Anti-Trans-Gesetz in South Dakota Der erste US-Staat, der 2022 ein Gesetz gegen Transsexuelle erlässt
Es war abzusehen – bereits im Wahlkampf hatte die Gouverneurin Kristi Noem massiv gegen transsexuelle Menschen gewettert und schlussendlich auch die Wahl für sich entscheiden können. Nun macht die Gouverneurin ernst, sodass der Bundesstaat im Mittleren Westen Amerikas mit seinen rund 880.000 Einwohnern der erste in diesem Jahr sein wird, der ein Anti-Trans-Gesetz verabschieden wird. Noem selbst hatte die Gesetzesvorlage „Senate Bill 46“ geschrieben.
Das Repräsentantenhaus von South Dakota stimmte gestern dafür, sodass die Gesetzvorlage nun auf dem Weg zum Senat ist – eine Zustimmung dort ist wohl nur noch eine reine Formsache. Dieses neue Anti-Trans-Gesetz verbietet es transsexuellen Jugendlichen künftig, Toiletten, Umkleideräume oder beispielsweise Duschen zu verwenden, die nicht für ihr biologisches Geschlecht bestimmt sind. Auch in puncto Sportunterricht verbietet das Gesetz, dass Trans-Mädchen mit ihrem selbstbestimmten Geschlecht daran teilnehmen dürfen. Kritiker sind sich einig darin, dass dieses neue Gesetz die Gesundheit und emotionale Entwicklung von trans-Kindern schädigt und grundsätzlich auch gegen die bundesstaatlichen Verfassungsgarantien verstoßen würde.

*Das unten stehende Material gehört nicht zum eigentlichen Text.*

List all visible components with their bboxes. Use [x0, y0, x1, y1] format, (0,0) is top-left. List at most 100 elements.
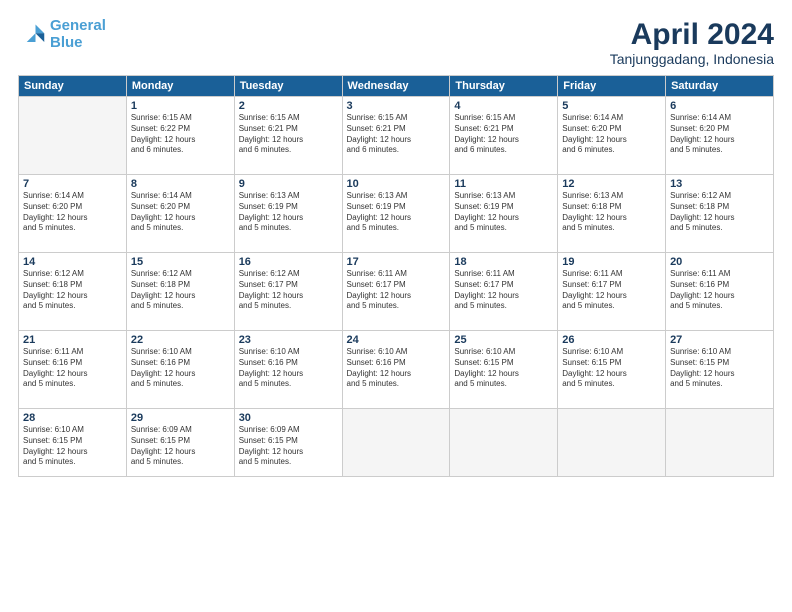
calendar-cell [666, 409, 774, 477]
day-info: Sunrise: 6:11 AM Sunset: 6:17 PM Dayligh… [454, 269, 553, 312]
page: General Blue April 2024 Tanjunggadang, I… [0, 0, 792, 612]
header: General Blue April 2024 Tanjunggadang, I… [18, 18, 774, 67]
calendar-cell: 30Sunrise: 6:09 AM Sunset: 6:15 PM Dayli… [234, 409, 342, 477]
calendar-cell: 16Sunrise: 6:12 AM Sunset: 6:17 PM Dayli… [234, 253, 342, 331]
day-info: Sunrise: 6:09 AM Sunset: 6:15 PM Dayligh… [239, 425, 338, 468]
calendar-cell: 20Sunrise: 6:11 AM Sunset: 6:16 PM Dayli… [666, 253, 774, 331]
day-info: Sunrise: 6:10 AM Sunset: 6:16 PM Dayligh… [131, 347, 230, 390]
day-info: Sunrise: 6:14 AM Sunset: 6:20 PM Dayligh… [670, 113, 769, 156]
location: Tanjunggadang, Indonesia [610, 51, 774, 67]
logo-icon [18, 21, 46, 49]
calendar-cell: 8Sunrise: 6:14 AM Sunset: 6:20 PM Daylig… [126, 175, 234, 253]
day-info: Sunrise: 6:14 AM Sunset: 6:20 PM Dayligh… [562, 113, 661, 156]
day-number: 30 [239, 412, 338, 424]
day-number: 24 [347, 334, 446, 346]
header-row: Sunday Monday Tuesday Wednesday Thursday… [19, 76, 774, 97]
day-number: 19 [562, 256, 661, 268]
day-number: 11 [454, 178, 553, 190]
calendar-cell: 25Sunrise: 6:10 AM Sunset: 6:15 PM Dayli… [450, 331, 558, 409]
day-number: 21 [23, 334, 122, 346]
logo-line1: General [50, 17, 106, 34]
day-info: Sunrise: 6:13 AM Sunset: 6:19 PM Dayligh… [239, 191, 338, 234]
col-wednesday: Wednesday [342, 76, 450, 97]
day-info: Sunrise: 6:11 AM Sunset: 6:16 PM Dayligh… [670, 269, 769, 312]
calendar-cell: 2Sunrise: 6:15 AM Sunset: 6:21 PM Daylig… [234, 97, 342, 175]
day-info: Sunrise: 6:14 AM Sunset: 6:20 PM Dayligh… [23, 191, 122, 234]
day-number: 10 [347, 178, 446, 190]
calendar-cell [342, 409, 450, 477]
calendar-week-2: 14Sunrise: 6:12 AM Sunset: 6:18 PM Dayli… [19, 253, 774, 331]
calendar-week-1: 7Sunrise: 6:14 AM Sunset: 6:20 PM Daylig… [19, 175, 774, 253]
day-number: 7 [23, 178, 122, 190]
calendar-cell: 6Sunrise: 6:14 AM Sunset: 6:20 PM Daylig… [666, 97, 774, 175]
title-block: April 2024 Tanjunggadang, Indonesia [610, 18, 774, 67]
day-number: 29 [131, 412, 230, 424]
col-monday: Monday [126, 76, 234, 97]
calendar-week-4: 28Sunrise: 6:10 AM Sunset: 6:15 PM Dayli… [19, 409, 774, 477]
calendar-cell: 28Sunrise: 6:10 AM Sunset: 6:15 PM Dayli… [19, 409, 127, 477]
day-info: Sunrise: 6:12 AM Sunset: 6:18 PM Dayligh… [23, 269, 122, 312]
day-info: Sunrise: 6:11 AM Sunset: 6:16 PM Dayligh… [23, 347, 122, 390]
calendar-cell: 12Sunrise: 6:13 AM Sunset: 6:18 PM Dayli… [558, 175, 666, 253]
day-info: Sunrise: 6:10 AM Sunset: 6:15 PM Dayligh… [23, 425, 122, 468]
day-number: 15 [131, 256, 230, 268]
day-info: Sunrise: 6:13 AM Sunset: 6:19 PM Dayligh… [347, 191, 446, 234]
day-info: Sunrise: 6:14 AM Sunset: 6:20 PM Dayligh… [131, 191, 230, 234]
calendar-cell: 3Sunrise: 6:15 AM Sunset: 6:21 PM Daylig… [342, 97, 450, 175]
calendar-cell: 18Sunrise: 6:11 AM Sunset: 6:17 PM Dayli… [450, 253, 558, 331]
day-info: Sunrise: 6:10 AM Sunset: 6:15 PM Dayligh… [454, 347, 553, 390]
day-info: Sunrise: 6:12 AM Sunset: 6:18 PM Dayligh… [670, 191, 769, 234]
day-info: Sunrise: 6:10 AM Sunset: 6:15 PM Dayligh… [670, 347, 769, 390]
calendar-cell: 17Sunrise: 6:11 AM Sunset: 6:17 PM Dayli… [342, 253, 450, 331]
day-info: Sunrise: 6:11 AM Sunset: 6:17 PM Dayligh… [562, 269, 661, 312]
day-number: 13 [670, 178, 769, 190]
logo-line2: Blue [50, 34, 83, 51]
day-number: 17 [347, 256, 446, 268]
calendar-cell: 14Sunrise: 6:12 AM Sunset: 6:18 PM Dayli… [19, 253, 127, 331]
calendar-cell: 13Sunrise: 6:12 AM Sunset: 6:18 PM Dayli… [666, 175, 774, 253]
day-number: 16 [239, 256, 338, 268]
day-info: Sunrise: 6:12 AM Sunset: 6:17 PM Dayligh… [239, 269, 338, 312]
col-saturday: Saturday [666, 76, 774, 97]
col-thursday: Thursday [450, 76, 558, 97]
calendar-cell: 1Sunrise: 6:15 AM Sunset: 6:22 PM Daylig… [126, 97, 234, 175]
day-info: Sunrise: 6:10 AM Sunset: 6:16 PM Dayligh… [239, 347, 338, 390]
day-info: Sunrise: 6:10 AM Sunset: 6:15 PM Dayligh… [562, 347, 661, 390]
calendar-cell: 4Sunrise: 6:15 AM Sunset: 6:21 PM Daylig… [450, 97, 558, 175]
calendar-cell [19, 97, 127, 175]
day-info: Sunrise: 6:15 AM Sunset: 6:21 PM Dayligh… [239, 113, 338, 156]
calendar-week-3: 21Sunrise: 6:11 AM Sunset: 6:16 PM Dayli… [19, 331, 774, 409]
month-year: April 2024 [610, 18, 774, 51]
calendar-cell: 10Sunrise: 6:13 AM Sunset: 6:19 PM Dayli… [342, 175, 450, 253]
calendar-cell: 15Sunrise: 6:12 AM Sunset: 6:18 PM Dayli… [126, 253, 234, 331]
calendar-table: Sunday Monday Tuesday Wednesday Thursday… [18, 75, 774, 477]
col-sunday: Sunday [19, 76, 127, 97]
day-number: 14 [23, 256, 122, 268]
day-info: Sunrise: 6:15 AM Sunset: 6:21 PM Dayligh… [347, 113, 446, 156]
calendar-cell: 19Sunrise: 6:11 AM Sunset: 6:17 PM Dayli… [558, 253, 666, 331]
day-info: Sunrise: 6:12 AM Sunset: 6:18 PM Dayligh… [131, 269, 230, 312]
day-number: 20 [670, 256, 769, 268]
calendar-week-0: 1Sunrise: 6:15 AM Sunset: 6:22 PM Daylig… [19, 97, 774, 175]
day-number: 26 [562, 334, 661, 346]
day-number: 23 [239, 334, 338, 346]
calendar-cell: 27Sunrise: 6:10 AM Sunset: 6:15 PM Dayli… [666, 331, 774, 409]
col-tuesday: Tuesday [234, 76, 342, 97]
calendar-cell: 29Sunrise: 6:09 AM Sunset: 6:15 PM Dayli… [126, 409, 234, 477]
day-number: 2 [239, 100, 338, 112]
day-info: Sunrise: 6:11 AM Sunset: 6:17 PM Dayligh… [347, 269, 446, 312]
logo-text: General Blue [50, 18, 106, 51]
calendar-cell: 5Sunrise: 6:14 AM Sunset: 6:20 PM Daylig… [558, 97, 666, 175]
calendar-cell: 11Sunrise: 6:13 AM Sunset: 6:19 PM Dayli… [450, 175, 558, 253]
day-number: 18 [454, 256, 553, 268]
day-number: 5 [562, 100, 661, 112]
calendar-cell: 7Sunrise: 6:14 AM Sunset: 6:20 PM Daylig… [19, 175, 127, 253]
day-number: 6 [670, 100, 769, 112]
day-number: 8 [131, 178, 230, 190]
day-info: Sunrise: 6:10 AM Sunset: 6:16 PM Dayligh… [347, 347, 446, 390]
calendar-cell: 24Sunrise: 6:10 AM Sunset: 6:16 PM Dayli… [342, 331, 450, 409]
day-info: Sunrise: 6:15 AM Sunset: 6:21 PM Dayligh… [454, 113, 553, 156]
calendar-cell: 9Sunrise: 6:13 AM Sunset: 6:19 PM Daylig… [234, 175, 342, 253]
day-info: Sunrise: 6:13 AM Sunset: 6:18 PM Dayligh… [562, 191, 661, 234]
day-info: Sunrise: 6:13 AM Sunset: 6:19 PM Dayligh… [454, 191, 553, 234]
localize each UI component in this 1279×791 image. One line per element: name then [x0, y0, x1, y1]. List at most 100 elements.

Cathryn Oakley, Direktorin für den Bereich staatliche Gesetzgebung bei der Human Rights Campaign, sagte gegenüber LGBTQ Nation: "Der Eifer, mit dem Gouverneur Kristi Noem und die Gesetzgeber von South Dakota an der Verabschiedung von Senate Bill 46 gearbeitet haben, einer Gesetzgebung, die Transgender-Kinder angreift, offenbart ihre rückwärtsgewandten Prioritäten und dass Noems nationale politische Bestrebungen Vorrang vor jeglichem Verantwortungsgefühl haben, das sie hat, um ihren Eid zu erfüllen, die Bürger von South Dakota zu schützen (…) Dies wurde auch deutlich, als Noems Stabschef Transgender-Kinder, die mit ihren Freunden Sport treiben wollen, mit 'Terroristen' verglich. Diese hetzerische Rhetorik zeigt, wie weit Noem und die Gesetzgeber von der Wissenschaft, den Fakten oder der Realität entfernt sind."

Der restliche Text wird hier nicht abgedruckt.